In a new graphene-on-silicon photodetector, electrodes (gold) are deposited slightly asymmetrically on either side of a silicon waveguide (purple). The asymmetry causes electrons kicked free by incoming light to escape the layer of graphene (hexagons) as

Credit: MIT News

Researchers at the Massachusetts Institute of Technology (MIT), Columbia University, and IBM have developed a new application for graphene in the photodetectors that would convert optical signals to electrical signals in integrated optoelectronic computer chips.

The researchers say that using light instead of electricity to move data within and between computer chips could drastically reduce their power consumption and heat production.

Optoelectronic devices built from graphene also could be much simpler to design than those made from other materials.

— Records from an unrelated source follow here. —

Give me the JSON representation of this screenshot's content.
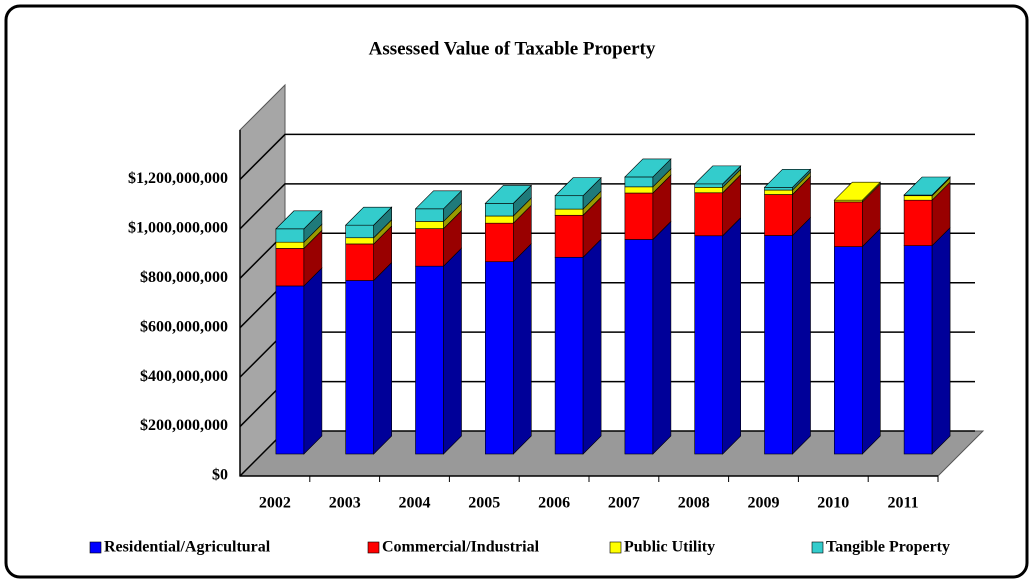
{
  "chart_data": {
    "type": "bar3d_stacked",
    "title": "Assessed Value of Taxable Property",
    "categories": [
      "2002",
      "2003",
      "2004",
      "2005",
      "2006",
      "2007",
      "2008",
      "2009",
      "2010",
      "2011"
    ],
    "series": [
      {
        "name": "Residential/Agricultural",
        "color": "#0000ff",
        "values": [
          680000000,
          702000000,
          760000000,
          778000000,
          796000000,
          868000000,
          883000000,
          884000000,
          839000000,
          843000000
        ]
      },
      {
        "name": "Commercial/Industrial",
        "color": "#ff0000",
        "values": [
          152000000,
          148000000,
          152000000,
          156000000,
          170000000,
          188000000,
          174000000,
          166000000,
          181000000,
          184000000
        ]
      },
      {
        "name": "Public Utility",
        "color": "#ffff00",
        "values": [
          25000000,
          25000000,
          29000000,
          29000000,
          25000000,
          25000000,
          22000000,
          18000000,
          7000000,
          18000000
        ]
      },
      {
        "name": "Tangible Property",
        "color": "#33cccc",
        "values": [
          54000000,
          51000000,
          51000000,
          51000000,
          54000000,
          40000000,
          14000000,
          11000000,
          0,
          3000000
        ]
      }
    ],
    "ylim": [
      0,
      1400000000
    ],
    "yticks": [
      {
        "value": 0,
        "label": "$0"
      },
      {
        "value": 200000000,
        "label": "$200,000,000"
      },
      {
        "value": 400000000,
        "label": "$400,000,000"
      },
      {
        "value": 600000000,
        "label": "$600,000,000"
      },
      {
        "value": 800000000,
        "label": "$800,000,000"
      },
      {
        "value": 1000000000,
        "label": "$1,000,000,000"
      },
      {
        "value": 1200000000,
        "label": "$1,200,000,000"
      }
    ],
    "grid": true,
    "legend": "bottom"
  }
}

"Another advantage, besides the possibility of making device fabrication simpler, is that the high mobility and ultrahigh carrier-saturation velocity of electrons in graphene makes for very fast detectors and modulators," says MIT professor Dirk Englund.

In the new method, light enters the detector through a silicon channel etched into the surface of a chip. The layer of graphene is deposited on top of and perpendicular to the waveguide. On either side of the graphene layer is a gold electrode.

"There's a mismatch between the energy of electrons in the metal contact and in graphene, and this creates an electric field near the electrode," Englund says.

The researchers found that their detector would generate 16 milliamps of current for each watt of incoming light.